The 29-year-old twins are currently in the process of divorcing their husband.
However, the twins say there is a lot they can’t talk about until the divorce is finalised.
“We are still holding things that happened, but after the divorce, we will reveal everything that was happening in our marriage.”
Olwethu says she has been wanting to divorce for years but had “fear of the unknown because I have a child and I am a freelancer.” But she says this year she told herself “even if I stay in a shack, I don’t care, enough is enough.”
The twins say they don’t believe their husband ever loved them, but he married them because they were virgins, and he was doing it to brag about being married to twins.
“I don’t think he was loving us. I think he was taking chances because he was impressed by the fact that he is starting to see virgins in Gauteng,” says Olwethu.
“For me, Owami, I would say there was no love. You know sometimes in marriage, it’s hard to leave, but for me from the few weeks into the marriage when I was reflecting on the marriage and writing what was right versus what is wrong, I could only write one positive thing, and the rest were bad things.”

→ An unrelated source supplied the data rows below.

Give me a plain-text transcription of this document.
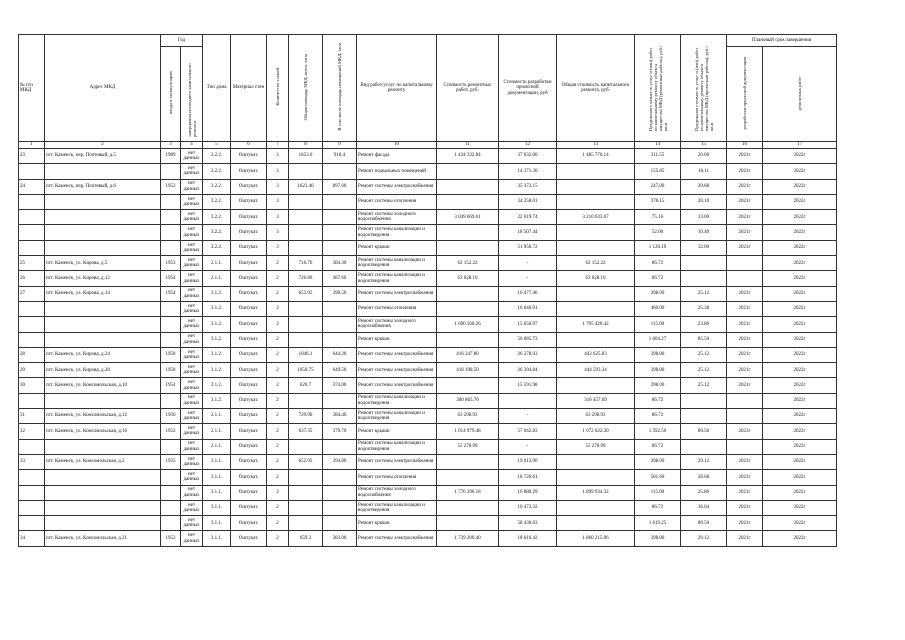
№ п/п МКД	Адрес МКД	Год		Тип дома	Материал стен	Количество этажей	Общая площадь МКД, всего, кв.м	В том числе площадь помещений МКД, кв.м	Вид работ/услуг по капитальному ремонту	Стоимость ремонтных работ, руб.	Стоимость разработки проектной документации, руб	Общая стоимость капитального ремонта, руб.	Предельная стоимость услуг и (или) работ по капитальному ремонту объекта имущества МКД (ремонтные работы), руб./кв.м	Предельная стоимость услуг и (или) работ по капитальному ремонту объекта имущества МКД (проектные работы), руб./кв.м	Плановый срок завершения	
		ввода в эксплуатацию	завершения последнего капитального ремонта												разработки проектной документации	ремонтных работ
1	2	3	4	5	6	7	8	9	10	11	12	13	14	15	16	17
23	пгт. Каменск, пер. Почтовый, д.5	1989	нет данных	3.2.2.	Оштукат.	3	1653.6	918,4	Ремонт фасада	1 434 332.84	37 032.00	1 485 776.14	311.55	20.00	2021г	2022г
			нет данных	3.2.2.	Оштукат.	3			Ремонт подвальных помещений		14 371.30		155.85	18.11	2021г	2022г
24	пгт. Каменск, пер. Почтовый, д.6	1953	нет данных	3.2.2.	Оштукат.	3	1623.46	897.60	Ремонт системы электроснабжения		35 373.15		247.00	20.68	2021г	2022г
			нет данных	3.2.2.	Оштукат.	3			Ремонт системы отопления		34 258.01		378.15	20.10	2021г	2022г
			нет данных	3.2.2.	Оштукат.	3			Ремонт системы холодного водоснабжения	3 049 669.61	22 619.74	3 210 633.67	75.16	13.00	2021г	2022г
			нет данных	3.2.2.	Оштукат.	3			Ремонт системы канализации и водоотведения		18 507.44		52.00	10.40	2021г	2022г
			нет данных	3.2.2.	Оштукат.	3			Ремонт крыши		51 950.72		1 126.19	32.00	2021г	2022г
25	пгт. Каменск, ул. Кирова, д.5	1953	нет данных	2.1.1.	Оштукат.	2	716.70	384.30	Ремонт системы канализации и водоотведения	62 152.22	-	62 152.22	86.72			2022г
26	пгт. Каменск, ул. Кирова, д.12	1954	нет данных	2.1.1.	Оштукат.	2	726.80	387.60	Ремонт системы канализации и водоотведения	63 028.10	-	63 028.10	86.72			2022г
27	пгт. Каменск, ул. Кирова, д.14	1954	нет данных	3.1.2.	Оштукат.	2	653.95	390.50	Ремонт системы электроснабжения		16 477.46		398.00	25.12	2021г	2022г
			нет данных	3.1.2.	Оштукат.	2			Ремонт системы отопления		16 646.01		460.00	25.38	2021г	2022г
			нет данных	3.1.2.	Оштукат.	2			Ремонт системы холодного водоснабжения	1 690 560.26	15 650.97	1 795 420.42	115.00	23.86	2021г	2022г
			нет данных	3.1.2.	Оштукат.	2			Ремонт крыши		56 085.73		1 604.27	85.50	2021г	2022г
28	пгт. Каменск, ул. Кирова, д.24	1958	нет данных	3.1.2.	Оштукат.	2	1046.1	644.20	Ремонт системы электроснабжения	416 347.80	26 278.03	442 625.83	398.00	25.12	2021г	2022г
29	пгт. Каменск, ул. Кирова, д.28	1958	нет данных	3.1.2.	Оштукат.	2	1050.75	649.50	Ремонт системы электроснабжения	418 198.50	26 394.84	444 593.34	398.00	25.12	2021г	2022г
30	пгт. Каменск, ул. Комсомольская, д.10	1954	нет данных	3.1.2.	Оштукат.	2	620.7	374.00	Ремонт системы электроснабжения		15 591.98		398.00	25.12	2021г	2022г
			нет данных	3.1.2.	Оштукат.	2			Ремонт системы канализации и водоотведения	300 865.70		316 457.69	86.72			2022г
31	пгт. Каменск, ул. Комсомольская, д.12	1956	нет данных	2.1.1.	Оштукат.	2	729.90	384.40	Ремонт системы канализации и водоотведения	63 298.93	-	63 298.93	86.72			2022г
32	пгт. Каменск, ул. Комсомольская, д.16	1952	нет данных	2.1.1.	Оштукат.	2	637.35	379.70	Ремонт крыши	1 014 979.48	57 042.83	1 072 022.30	1 592.50	89.50	2021г	2022г
			нет данных	2.1.1.	Оштукат.	2			Ремонт системы канализации и водоотведения	55 270.99	-	55 270.99	86.72			2022г
33	пгт. Каменск, ул. Комсомольская, д.2	1955	нет данных	3.1.1.	Оштукат.	2	652.95	394.80	Ремонт системы электроснабжения		19 013.90		398.00	29.12	2021г	2022г
			нет данных	3.1.1.	Оштукат.	2			Ремонт системы отопления		18 726.61		501.60	28.68	2021г	2022г
			нет данных	3.1.1.	Оштукат.	2			Ремонт системы холодного водоснабжения	1 776 396.18	16 880.29	1 899 934.32	115.00	25.86	2021г	2022г
			нет данных	3.1.1.	Оштукат.	2			Ремонт системы канализации и водоотведения		10 473.32		86.72	16.04	2021г	2022г
			нет данных	3.1.1.	Оштукат.	2			Ремонт крыши		58 430.03		1 619.25	89.50	2021г	2022г
34	пгт. Каменск, ул. Комсомольская, д.21	1953	нет данных	3.1.1.	Оштукат.	2	659.3	383.00	Ремонт системы электроснабжения	1 739 200.40	18 616.42	1 860 215.96	398.00	29.12	2021г	2022г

“I always tell him ‘you never loved us’. You took advantage of our innocence,” she adds.
The two say they regret entering into marriage for the wrong reasons.
“The mistake we made was not allowing the process to know the kind of person he is. We rushed to get married as virgins because of the church. We knew him for two weeks, and in the third week, he sent a letter to our family to request our hand in marriage. The process took a month,” says the twins.
The two say they are in the process of starting their own business and writing a book about their life.
“We have to start afresh,” they say.
They say their marriage taught them valuable lessons.
“There are no shortcuts in life. Sometimes you do shortcuts, and life will take you back. Sometimes you try to run away from poverty, meanwhile, you are running to pain. Sometimes appreciate what you have and hold on there, because you don’t know what will happen the next day. Pray. There is nothing that beats prayer,” says Owami.
“I would speak to a young black child and say do not run away from poverty. Stay in your lane and wait for the process, wait for God’s blessings,” says Olwethu.
Another lesson the two say they have learned is the importance of self-love.
“Start by loving yourself. It starts there. Love yourself first before anyone else,” says Olwethu.
They say they hope to marry again and plan to marry the same husband because they are “two bodies with one soul”.
“This thing will continue. It’s too deep,” say the twins.
However, they say for the next relationship, they will “learn a person and how he will handle us as two” before tying the knot.